Four thousand transactions a day and total 2013 transactions of $100 million would be chump change for Visa or Mastercard, but it represents blindingly fast growth for Bitpay, which only moved $3 million in 2012. It’s an Atlanta-based transaction processor, one of three Bitcoin-related companies sharing a small booth in the back of CES’s south exhibit hall.
Bitpay is one of several companies that make it possible for merchants – big or small, online or bricks and mortar – to accept Bitcoins from customers and get dollars, or whatever national currency they prefer, in return. A web store, for example, can have customers click on an option in a shopping cart and send their Bitcoin payment directly to Bitpay, which will convert it to dollars at a guaranteed rate. Bitpay also supports point of sale systems for onsite purchases.

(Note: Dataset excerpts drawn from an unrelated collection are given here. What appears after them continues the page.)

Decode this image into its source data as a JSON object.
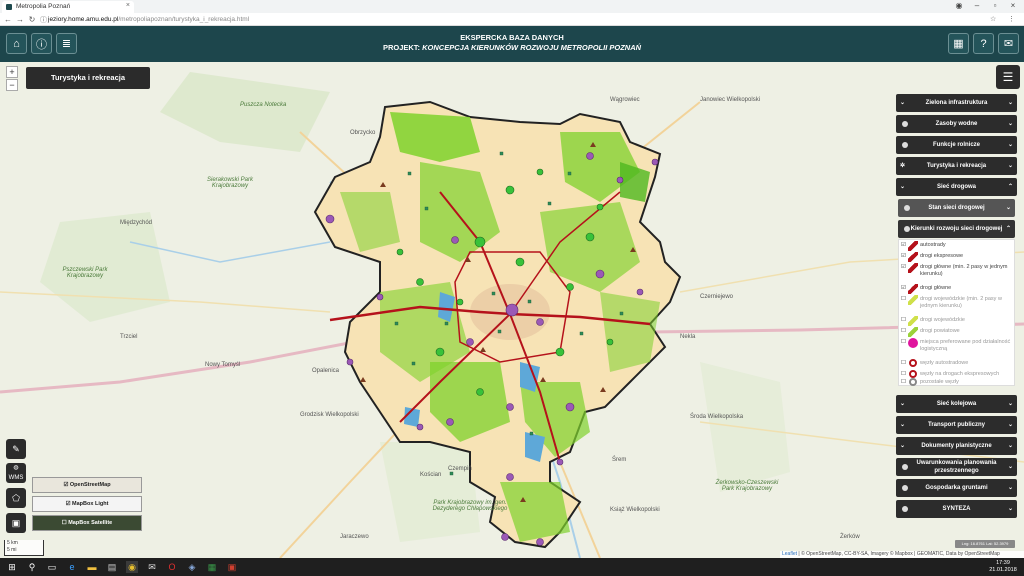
{
  "browser": {
    "tab_title": "Metropolia Poznań",
    "url_host": "jeziory.home.amu.edu.pl",
    "url_path": "/metropoliapoznan/turystyka_i_rekreacja.html"
  },
  "header": {
    "title_line1": "EKSPERCKA BAZA DANYCH",
    "title_line2_prefix": "PROJEKT:",
    "title_line2_em": "KONCEPCJA KIERUNKÓW ROZWOJU METROPOLII POZNAŃ",
    "left_icons": [
      "home-icon",
      "info-icon",
      "database-icon"
    ],
    "right_icons": [
      "map-icon",
      "help-icon",
      "mail-icon"
    ]
  },
  "map": {
    "zoom_in": "+",
    "zoom_out": "−",
    "active_layer": "Turystyka i rekreacja",
    "labels": {
      "puszcza": "Puszcza Notecka",
      "sierakowski": "Sierakowski Park Krajobrazowy",
      "pszczewski": "Pszczewski Park Krajobrazowy",
      "dezydery": "Park Krajobrazowy im. gen. Dezyderego Chłapowskiego",
      "zerkowsko": "Żerkowsko-Czeszewski Park Krajobrazowy",
      "nowy_tomysl": "Nowy Tomyśl",
      "opalenica": "Opalenica",
      "grodzisk": "Grodzisk Wielkopolski",
      "koscian": "Kościan",
      "srem": "Śrem",
      "sroda": "Środa Wielkopolska",
      "czempin": "Czempiń",
      "nekla": "Nekla",
      "czerniejewo": "Czerniejewo",
      "wagrowiec": "Wągrowiec",
      "obrzycko": "Obrzycko",
      "miedzychod": "Międzychód",
      "trzciel": "Trzciel",
      "zerkow": "Żerków",
      "jaraczewo": "Jaraczewo",
      "ksiaz": "Książ Wielkopolski",
      "janowiec": "Janowiec Wielkopolski"
    }
  },
  "panel": {
    "sections": [
      {
        "label": "Zielona infrastruktura"
      },
      {
        "label": "Zasoby wodne"
      },
      {
        "label": "Funkcje rolnicze"
      },
      {
        "label": "Turystyka i rekreacja"
      },
      {
        "label": "Sieć drogowa"
      }
    ],
    "subsections": [
      {
        "label": "Stan sieci drogowej"
      },
      {
        "label": "Kierunki rozwoju sieci drogowej"
      }
    ],
    "legend": [
      {
        "label": "autostrady",
        "checked": true,
        "color": "#b5121b"
      },
      {
        "label": "drogi ekspresowe",
        "checked": true,
        "color": "#b5121b"
      },
      {
        "label": "drogi główne (min. 2 pasy w jednym kierunku)",
        "checked": true,
        "color": "#b5121b"
      },
      {
        "label": "drogi główne",
        "checked": true,
        "color": "#b5121b"
      },
      {
        "label": "drogi wojewódzkie (min. 2 pasy w jednym kierunku)",
        "checked": false,
        "color": "#cfe04a"
      },
      {
        "label": "drogi wojewódzkie",
        "checked": false,
        "color": "#cfe04a"
      },
      {
        "label": "drogi powiatowe",
        "checked": false,
        "color": "#9bd23a"
      },
      {
        "label": "miejsca preferowane pod działalność logistyczną",
        "checked": false,
        "color": "#e0149e"
      },
      {
        "label": "węzły autostradowe",
        "checked": false,
        "color": "#b5121b"
      },
      {
        "label": "węzły na drogach ekspresowych",
        "checked": false,
        "color": "#b5121b"
      },
      {
        "label": "pozostałe węzły",
        "checked": false,
        "color": "#888888"
      }
    ],
    "sections_bottom": [
      {
        "label": "Sieć kolejowa"
      },
      {
        "label": "Transport publiczny"
      },
      {
        "label": "Dokumenty planistyczne"
      },
      {
        "label": "Uwarunkowania planowania przestrzennego"
      },
      {
        "label": "Gospodarka gruntami"
      },
      {
        "label": "SYNTEZA"
      }
    ]
  },
  "tools": {
    "basemaps": [
      {
        "label": "OpenStreetMap",
        "checked": true
      },
      {
        "label": "MapBox Light",
        "checked": true
      },
      {
        "label": "MapBox Satellite",
        "checked": false
      }
    ],
    "wms_label": "WMS",
    "scale_km": "5 km",
    "scale_mi": "5 mi",
    "coords": "Lng: 16.8761 Lat: 52.3979"
  },
  "attribution": {
    "leaflet": "Leaflet",
    "text": "| © OpenStreetMap, CC-BY-SA, Imagery © Mapbox | GEOMATIC, Data by OpenStreetMap"
  },
  "taskbar": {
    "time": "17:39",
    "date": "21.01.2018"
  },
  "colors": {
    "header_bg": "#1d464c",
    "panel_bg": "#2c2c2c",
    "metro_fill": "#f7e3b5",
    "green_zone": "#7fd22c",
    "road_red": "#b5121b",
    "poi_purple": "#9b59b6"
  }
}
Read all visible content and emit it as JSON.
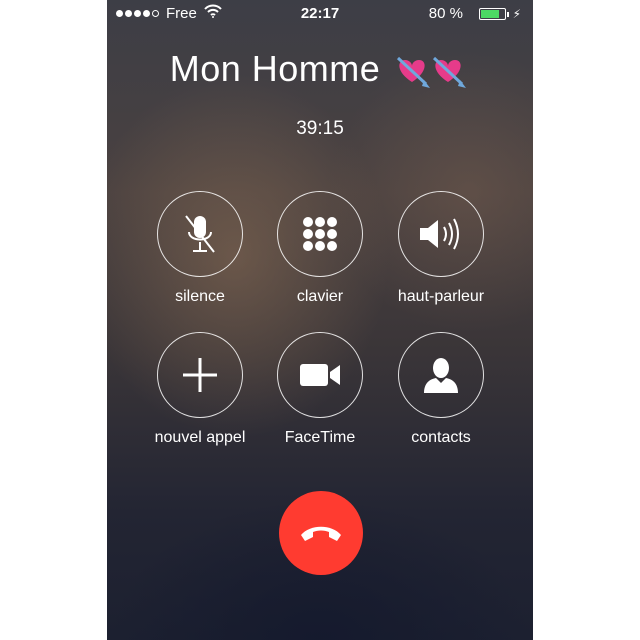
{
  "status_bar": {
    "carrier": "Free",
    "signal_bars_filled": 4,
    "signal_bars_total": 5,
    "time": "22:17",
    "battery_percent_label": "80 %",
    "battery_level": 0.8,
    "icons": [
      "wifi-icon",
      "battery-icon",
      "charging-bolt-icon"
    ]
  },
  "call": {
    "caller_name": "Mon Homme",
    "caller_emoji": [
      "heart-with-arrow-icon",
      "heart-with-arrow-icon"
    ],
    "duration": "39:15"
  },
  "controls": {
    "mute": {
      "label": "silence",
      "icon": "microphone-muted-icon"
    },
    "keypad": {
      "label": "clavier",
      "icon": "keypad-grid-icon"
    },
    "speaker": {
      "label": "haut-parleur",
      "icon": "speaker-icon"
    },
    "add_call": {
      "label": "nouvel appel",
      "icon": "plus-icon"
    },
    "facetime": {
      "label": "FaceTime",
      "icon": "video-camera-icon"
    },
    "contacts": {
      "label": "contacts",
      "icon": "person-icon"
    }
  },
  "end_call": {
    "icon": "phone-hangup-icon",
    "color": "#ff3b30"
  },
  "colors": {
    "battery_fill": "#4cd964",
    "text": "#ffffff"
  }
}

The company says it has 20,000 accounts, and that it verifies that the products and services offered are legitimate and legal. Low volume merchants pay 1% of the transaction value, higher volume ones can opt for bulk plans starting at $30 per month.
Blockchain is an online wallet service which eliminates a lot of the geekiness involved in handling Bitcoins. You create an account and generate two keys: public and private. Anyone can use your public key to send you a Bitcoin; you unlock it with your private key, which no one else – not even Blockchain – knows. It’s a free service that’s trying to generate revenue with ads, but its real purpose is to stoke the Bitcoin economy, to the benefit of its investors.

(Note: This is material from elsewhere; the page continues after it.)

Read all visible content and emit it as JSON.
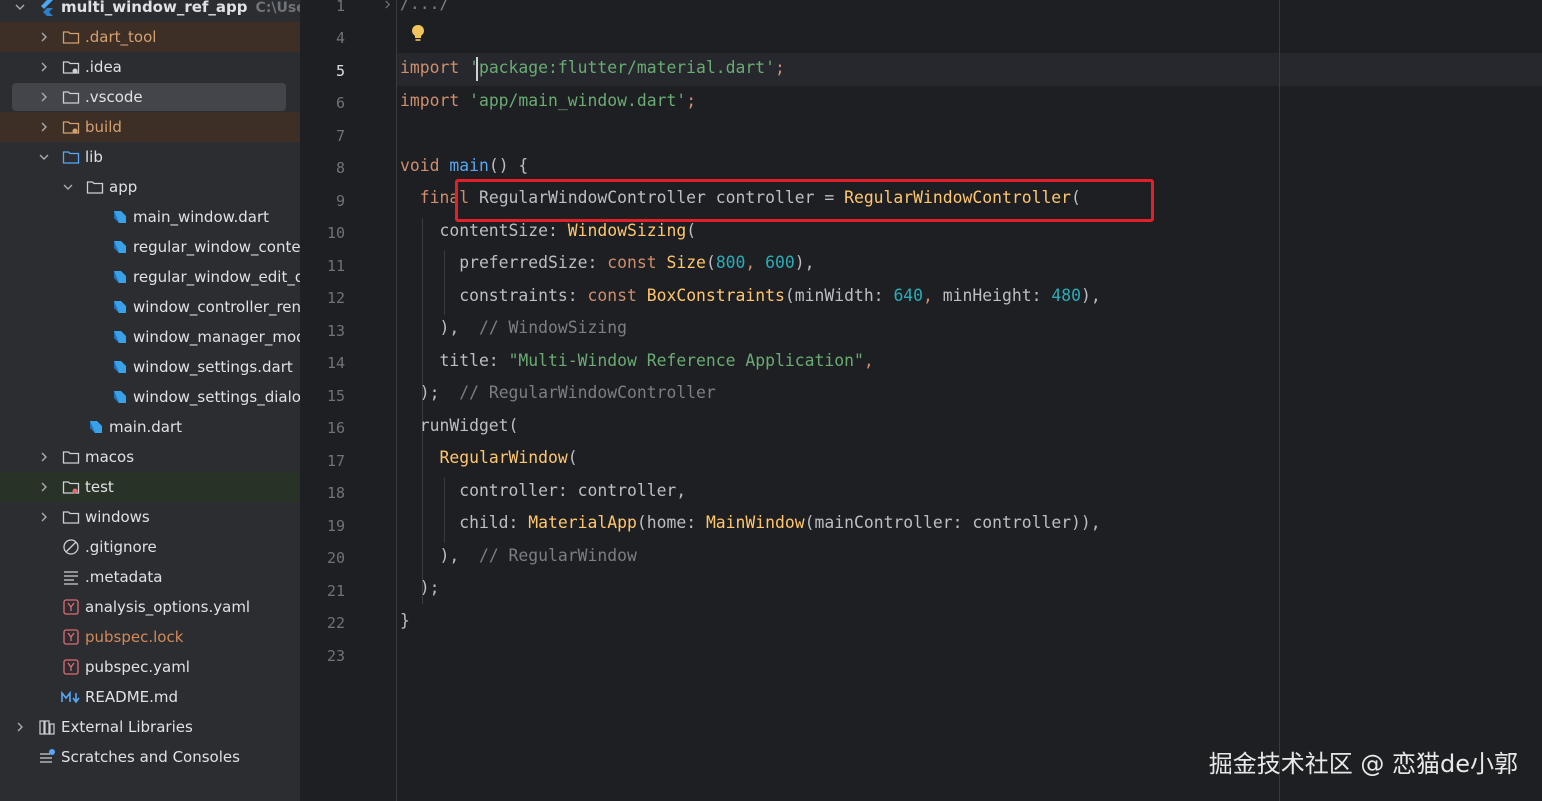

The third company, Butterfly Labs, makes Bitcoin mining machines – specialised computers that do the math that makes the system run and generates new Bitcoins for the people doing it. Counting the companies at Startup Debut on Monday night, seven Bitcoin-based ventures are at CES. Might not seem like many, but as foundations to build on go, that’s solid enough: it’s two more than the entire country of India sent.